Godchildren bring great joy, but sorrow can come as well. Angels came suddenly to take our little godson, just under three years old, from his loving family. His parents and his siblings were left with sorrow and longing and a huge empty place. Their family’s photo on the dining room wall spoke to me through the years when we visited this home. My eyes were drawn to our cute little godson, reminding of the sad day we heard the news of his death. Yet the photo spoke to me too of God’s great love and care, that He has a plan for each of His own – even when we don’t understand. And a little one – who will never know sin or temptation – is safe in heaven.
Our oldest godson, our nephew – a believing husband and father – died from cancer almost 41 years after we held him in our arms on his special baptismal day. We shared in his family’s sorrow, yet we rejoiced that his suffering had ended and he had received the greatest victory anyone could ever receive. We remember his family with many prayers.
Another married godson and his wife, who live far away, also lost a young son. When we had a chance to see them in our home congregation some months after his death, words were weak to express our sympathy and let them know we remembered them in prayer, yet we were thankful God gave this opportunity.
When a dear goddaughter denied living faith and later married, we wondered: should we give her a Bible for a wedding gift? Would she know that we remembered her and prayed that God’s Word could also touch her heart? I remember not knowing what we should do.

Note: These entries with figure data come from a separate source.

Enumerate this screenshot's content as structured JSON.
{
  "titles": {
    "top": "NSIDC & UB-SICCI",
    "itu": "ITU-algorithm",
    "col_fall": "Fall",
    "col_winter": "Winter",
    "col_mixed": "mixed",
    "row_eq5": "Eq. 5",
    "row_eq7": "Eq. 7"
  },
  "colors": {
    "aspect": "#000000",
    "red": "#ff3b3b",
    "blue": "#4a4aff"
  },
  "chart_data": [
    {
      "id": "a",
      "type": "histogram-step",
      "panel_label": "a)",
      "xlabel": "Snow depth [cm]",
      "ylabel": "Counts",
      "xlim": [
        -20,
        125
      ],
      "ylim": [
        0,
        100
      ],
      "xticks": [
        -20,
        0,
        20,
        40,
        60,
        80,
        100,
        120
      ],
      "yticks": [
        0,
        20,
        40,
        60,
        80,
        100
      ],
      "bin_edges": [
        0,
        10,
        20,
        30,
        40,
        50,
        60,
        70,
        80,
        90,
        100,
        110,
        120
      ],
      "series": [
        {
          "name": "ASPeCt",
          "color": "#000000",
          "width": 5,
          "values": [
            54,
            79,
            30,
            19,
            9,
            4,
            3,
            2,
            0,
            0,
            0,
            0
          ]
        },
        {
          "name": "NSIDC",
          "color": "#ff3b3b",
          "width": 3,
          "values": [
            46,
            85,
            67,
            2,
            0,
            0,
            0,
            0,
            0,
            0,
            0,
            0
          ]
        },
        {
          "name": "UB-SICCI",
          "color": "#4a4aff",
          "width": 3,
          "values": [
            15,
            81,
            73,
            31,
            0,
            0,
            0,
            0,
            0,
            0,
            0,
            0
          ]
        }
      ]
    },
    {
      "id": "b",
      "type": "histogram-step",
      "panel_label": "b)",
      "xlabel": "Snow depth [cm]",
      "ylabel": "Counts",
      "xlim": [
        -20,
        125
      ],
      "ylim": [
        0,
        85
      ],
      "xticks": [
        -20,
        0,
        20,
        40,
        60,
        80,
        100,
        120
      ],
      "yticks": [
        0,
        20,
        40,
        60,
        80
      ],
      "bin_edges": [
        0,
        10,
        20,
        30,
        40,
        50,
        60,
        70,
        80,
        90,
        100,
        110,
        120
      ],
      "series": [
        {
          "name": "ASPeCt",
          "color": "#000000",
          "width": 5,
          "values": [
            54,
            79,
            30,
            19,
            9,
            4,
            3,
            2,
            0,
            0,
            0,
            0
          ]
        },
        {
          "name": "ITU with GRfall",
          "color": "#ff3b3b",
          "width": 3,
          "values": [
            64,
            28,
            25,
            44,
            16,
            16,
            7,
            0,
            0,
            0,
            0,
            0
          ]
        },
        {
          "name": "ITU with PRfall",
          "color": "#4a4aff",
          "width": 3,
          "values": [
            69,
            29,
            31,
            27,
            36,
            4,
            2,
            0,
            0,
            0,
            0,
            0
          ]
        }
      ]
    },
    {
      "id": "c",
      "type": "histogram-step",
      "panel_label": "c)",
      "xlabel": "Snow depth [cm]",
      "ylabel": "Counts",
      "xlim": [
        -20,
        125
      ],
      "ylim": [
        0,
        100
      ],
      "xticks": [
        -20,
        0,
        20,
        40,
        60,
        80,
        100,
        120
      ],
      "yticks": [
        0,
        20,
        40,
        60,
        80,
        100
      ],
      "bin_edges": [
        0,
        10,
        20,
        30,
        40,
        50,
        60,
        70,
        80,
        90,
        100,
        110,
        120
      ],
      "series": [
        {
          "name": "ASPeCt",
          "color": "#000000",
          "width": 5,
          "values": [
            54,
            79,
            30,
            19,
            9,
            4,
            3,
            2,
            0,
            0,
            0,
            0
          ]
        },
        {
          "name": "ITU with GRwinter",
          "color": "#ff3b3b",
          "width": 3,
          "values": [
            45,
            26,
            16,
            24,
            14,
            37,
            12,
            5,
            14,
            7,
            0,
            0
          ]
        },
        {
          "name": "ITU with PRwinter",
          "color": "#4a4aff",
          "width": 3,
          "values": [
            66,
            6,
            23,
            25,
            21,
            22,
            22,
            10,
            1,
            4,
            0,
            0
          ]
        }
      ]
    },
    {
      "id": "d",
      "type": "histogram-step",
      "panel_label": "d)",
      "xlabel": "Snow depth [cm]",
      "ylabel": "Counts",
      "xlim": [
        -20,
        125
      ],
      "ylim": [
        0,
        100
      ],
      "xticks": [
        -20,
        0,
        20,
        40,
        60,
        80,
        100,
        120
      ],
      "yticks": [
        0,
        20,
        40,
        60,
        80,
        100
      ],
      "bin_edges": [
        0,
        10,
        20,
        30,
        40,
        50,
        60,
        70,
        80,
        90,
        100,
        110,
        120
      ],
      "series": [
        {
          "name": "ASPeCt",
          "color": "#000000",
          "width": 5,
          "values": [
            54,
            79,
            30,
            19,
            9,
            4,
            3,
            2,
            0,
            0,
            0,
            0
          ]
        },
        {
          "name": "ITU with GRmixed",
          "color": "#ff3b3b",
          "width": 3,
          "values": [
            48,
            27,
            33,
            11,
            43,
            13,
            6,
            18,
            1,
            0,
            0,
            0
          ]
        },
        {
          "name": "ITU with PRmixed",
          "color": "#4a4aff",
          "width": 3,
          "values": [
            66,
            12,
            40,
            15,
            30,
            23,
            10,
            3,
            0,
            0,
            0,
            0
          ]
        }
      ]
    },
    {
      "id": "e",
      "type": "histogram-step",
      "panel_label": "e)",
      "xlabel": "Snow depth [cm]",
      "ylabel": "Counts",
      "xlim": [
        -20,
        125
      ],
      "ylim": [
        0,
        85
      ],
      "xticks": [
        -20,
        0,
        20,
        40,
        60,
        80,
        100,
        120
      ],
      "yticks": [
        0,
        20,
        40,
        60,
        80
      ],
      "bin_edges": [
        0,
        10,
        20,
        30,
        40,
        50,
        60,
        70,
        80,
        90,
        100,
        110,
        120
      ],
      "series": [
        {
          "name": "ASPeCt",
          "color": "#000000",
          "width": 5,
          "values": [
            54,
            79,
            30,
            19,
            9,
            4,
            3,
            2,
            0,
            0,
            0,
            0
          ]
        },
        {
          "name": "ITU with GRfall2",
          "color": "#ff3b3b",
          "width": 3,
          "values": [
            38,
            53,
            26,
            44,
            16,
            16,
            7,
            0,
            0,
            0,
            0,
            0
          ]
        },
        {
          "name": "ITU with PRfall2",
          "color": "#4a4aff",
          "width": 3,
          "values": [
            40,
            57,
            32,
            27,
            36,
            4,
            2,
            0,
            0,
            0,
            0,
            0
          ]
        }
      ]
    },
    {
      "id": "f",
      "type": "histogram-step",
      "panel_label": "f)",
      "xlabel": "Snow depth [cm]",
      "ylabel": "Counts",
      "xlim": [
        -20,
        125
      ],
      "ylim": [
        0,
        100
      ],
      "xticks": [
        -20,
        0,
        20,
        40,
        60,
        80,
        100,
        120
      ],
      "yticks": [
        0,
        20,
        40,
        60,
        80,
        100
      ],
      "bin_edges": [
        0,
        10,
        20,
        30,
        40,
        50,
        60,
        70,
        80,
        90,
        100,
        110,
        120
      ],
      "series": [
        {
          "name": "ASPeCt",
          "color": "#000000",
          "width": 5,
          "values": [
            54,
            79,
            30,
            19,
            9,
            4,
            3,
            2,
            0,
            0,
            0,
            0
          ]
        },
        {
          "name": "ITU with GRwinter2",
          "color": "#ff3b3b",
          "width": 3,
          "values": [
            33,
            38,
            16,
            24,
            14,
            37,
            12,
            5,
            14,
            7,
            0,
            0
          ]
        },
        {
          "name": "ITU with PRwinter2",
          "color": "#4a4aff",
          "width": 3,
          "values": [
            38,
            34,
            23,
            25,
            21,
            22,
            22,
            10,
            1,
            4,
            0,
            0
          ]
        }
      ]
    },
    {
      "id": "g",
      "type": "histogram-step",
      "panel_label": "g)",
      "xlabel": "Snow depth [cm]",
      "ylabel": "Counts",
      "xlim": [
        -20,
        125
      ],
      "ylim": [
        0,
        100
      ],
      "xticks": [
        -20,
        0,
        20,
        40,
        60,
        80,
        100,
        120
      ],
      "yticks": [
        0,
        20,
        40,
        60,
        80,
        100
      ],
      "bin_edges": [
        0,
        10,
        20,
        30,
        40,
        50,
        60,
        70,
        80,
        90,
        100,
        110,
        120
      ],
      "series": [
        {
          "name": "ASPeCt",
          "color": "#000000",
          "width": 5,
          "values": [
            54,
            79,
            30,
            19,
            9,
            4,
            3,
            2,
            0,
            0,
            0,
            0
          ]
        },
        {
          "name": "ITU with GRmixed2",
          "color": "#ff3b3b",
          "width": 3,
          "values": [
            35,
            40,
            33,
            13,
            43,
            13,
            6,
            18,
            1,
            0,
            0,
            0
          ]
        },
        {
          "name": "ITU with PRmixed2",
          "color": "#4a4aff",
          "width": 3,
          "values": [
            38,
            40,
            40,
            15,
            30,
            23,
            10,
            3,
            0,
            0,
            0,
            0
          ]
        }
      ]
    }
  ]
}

My prayer today is that God will continue to help me, my husband – and all of us – to remember this God-given duty of being a godparent, to carry these dear ones in prayer and in our weak ways endeavor to help them on their way to heaven. I pray that they can overlook my many shortcomings and know that if I haven’t personally reached out to them as I would wish, I still hold them in my heart.
1.What kind of memories do you have of your own godparents?
2.What were your thoughts when you were called to serve as a sponsor or godparent?
3.What do you think are the most important things about being a godparent?
4.How can you support your godchild temporally and spiritually?
5.Share teachings that you have received and mutual experiences with your godparent.
6.What does a Christian upbringing mean to you?